Saying Farewell to Tel Aviv
I loaded a box of papers and a potted plant into the trunk of my car, hugged my coworkers, turned in my keys, and waved goodbye to the company where I’d worked there for more than two years. The frequent travel abroad and the strain of wrangling a 10-hour time difference had taken their toll on my personal life and my energy, and my intuition told me it was time for a longer sabbatical than the five weeks I’d taken over the summer. It was the first time in my career that I planned to leave a job voluntarily, without having my next gig lined up.
As right as it felt to do a course correction into the great unknown, I felt melancholy about losing my connection to Israel, where I’d done quite a bit of travel through my job. When I gave notice, our CEO and I agreed that I would make one final trip to Israel; I was glad to have an opportunity for closure.
In October, for the last time for the foreseeable future, I landed in Tel Aviv, which I have come to love like a second home. As I arrived, the sun was starting to set, a fiery orange ball dipping into the desert. I took it as a symbol of good things to come in the week ahead.

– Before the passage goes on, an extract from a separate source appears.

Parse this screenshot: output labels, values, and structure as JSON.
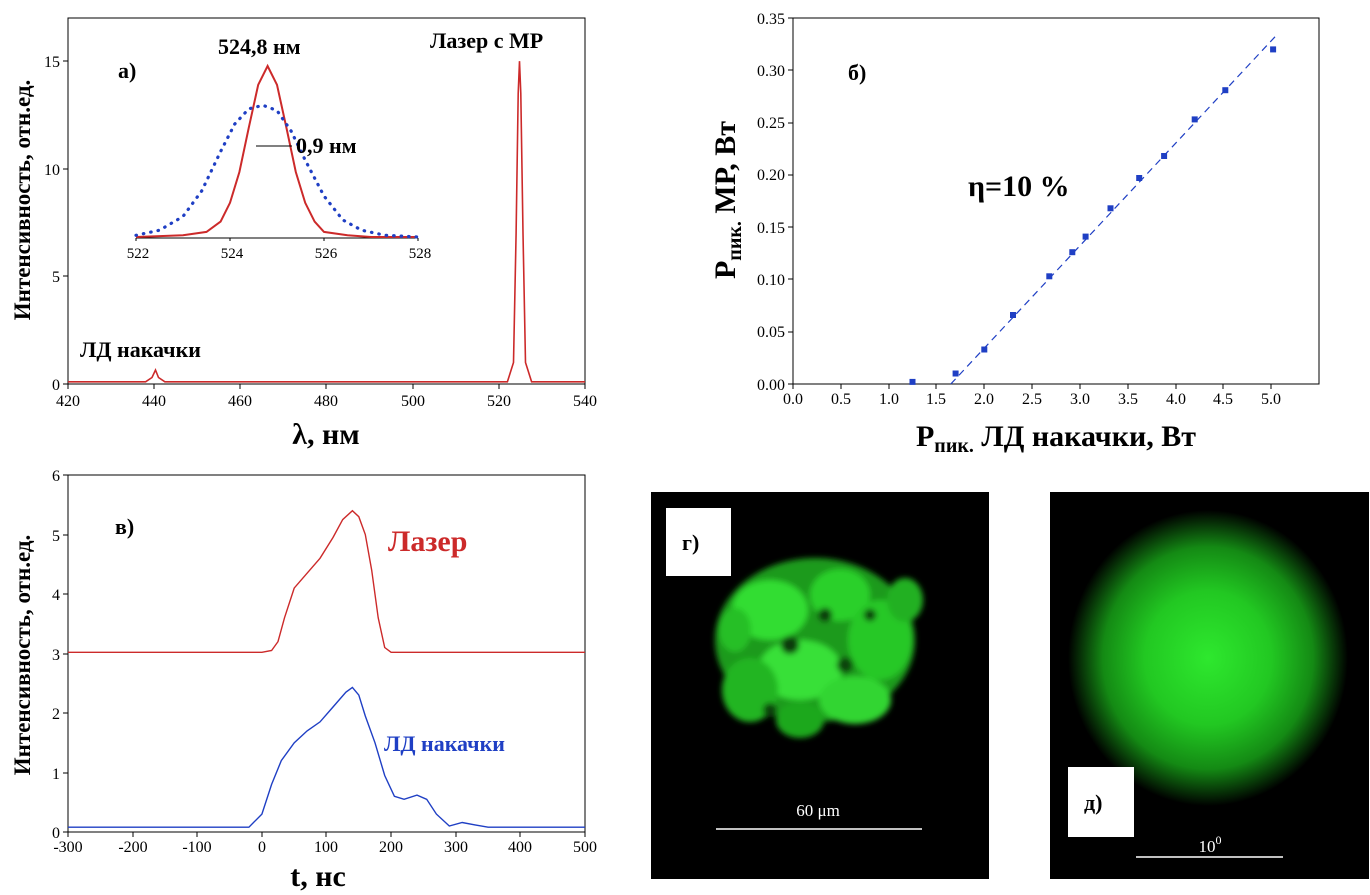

Reflecting on the highlights of my visits over the past two years, from early-morning runs along the sea to a Christmas Eve drag show, I wanted to cram my week full of memorable encounters – not to mention world-class meals at Tel Aviv's excellent restaurants. I was particularly looking forward to the graffiti tour I had booked for Friday in the Florentin neighborhood. As fate would have it, less than 48 hours in, I felt the telltale ache of illness in my bones. My throat swollen shut, the Kleenex piling up in my trash can, I slogged through work on Monday, but by Tuesday, I couldn't even get up. As the days went by, I canceled one set of plans after another, missing out on my last bout of Tel Aviv life. Seven thousand miles from home, in one of my favorite cities, all I wanted was my mom.
Thanks to friends who delivered NyQuil, nasal spray, lotion-infused tissues, and kreplach soup, I was legitimately on the mend by Friday. With only one full free day left, the options for how to spend it felt overwhelming. Should I drive to Yam Kineret? Stay in Tel Aviv and visit museums I'd never had time to see? Would any farewell be proper without a final visit to Jerusalem? I couldn't decide.
But by the time I finished breakfast with a friend, I'd made up my mind to spend my final day in Tel Aviv just being there. I rented a green bike-share cruiser and headed for the path along the ocean, riding down to Yafo, through Florentin, across HaTachana, and up Rothschild. I stopped for lunch and eavesdropped on Hebrew conversations around me, watching the people of Tel Aviv enjoy their weekend with friends and kids. I was a fly on the wall, soaking it all in. It was perfect.
The tour of Florentin did not disappoint. With two of my colleagues and our excellent guide, we strolled through this neighborhood in transition, learning about its Greek heritage, Bauhaus architecture, exceptional burekas, and prolific graffiti art. By the end of the tour, we could rattle off the names of half a dozen prominent street artists (including my favorite, EPK- the Eggplant Kid, whose purple globes are everywhere you look). Florentin's graffiti speaks to the political and social themes of Israeli culture, and the tour seemed an apt way to wrap up my time there.
The next morning, I found myself at Ben Gurion Airport, getting high on espresso while I waited for my flight. I felt that combination of anxiety and heartsickness that comes with an impending long separation from someone you love. I had no idea when I would next return to Israel, and it left me unsettled. I wasn't ready to say goodbye without knowing that I would see her again.
Just before it was time to board, I darted into the music store. I wanted to take with me something sensory, something evocative to keep the connection alive while simultaneously affording me some Hebrew practice. I picked up two Hadag Nahash CDs – their new one and one that the clerk insisted I had to have – reminiscing about their live show in Tel Aviv two years earlier. "And something Mizrachi," I asked the friendly clerk. Without hesitation, he handed me an Eyal Golan CD. I handed over all my remaining shekels and ran for the gate.
I didn’t say goodbye to Tel Aviv, just say L'Hitraot, "see you." I hope it won't be too long. In the meantime, I will be singing along.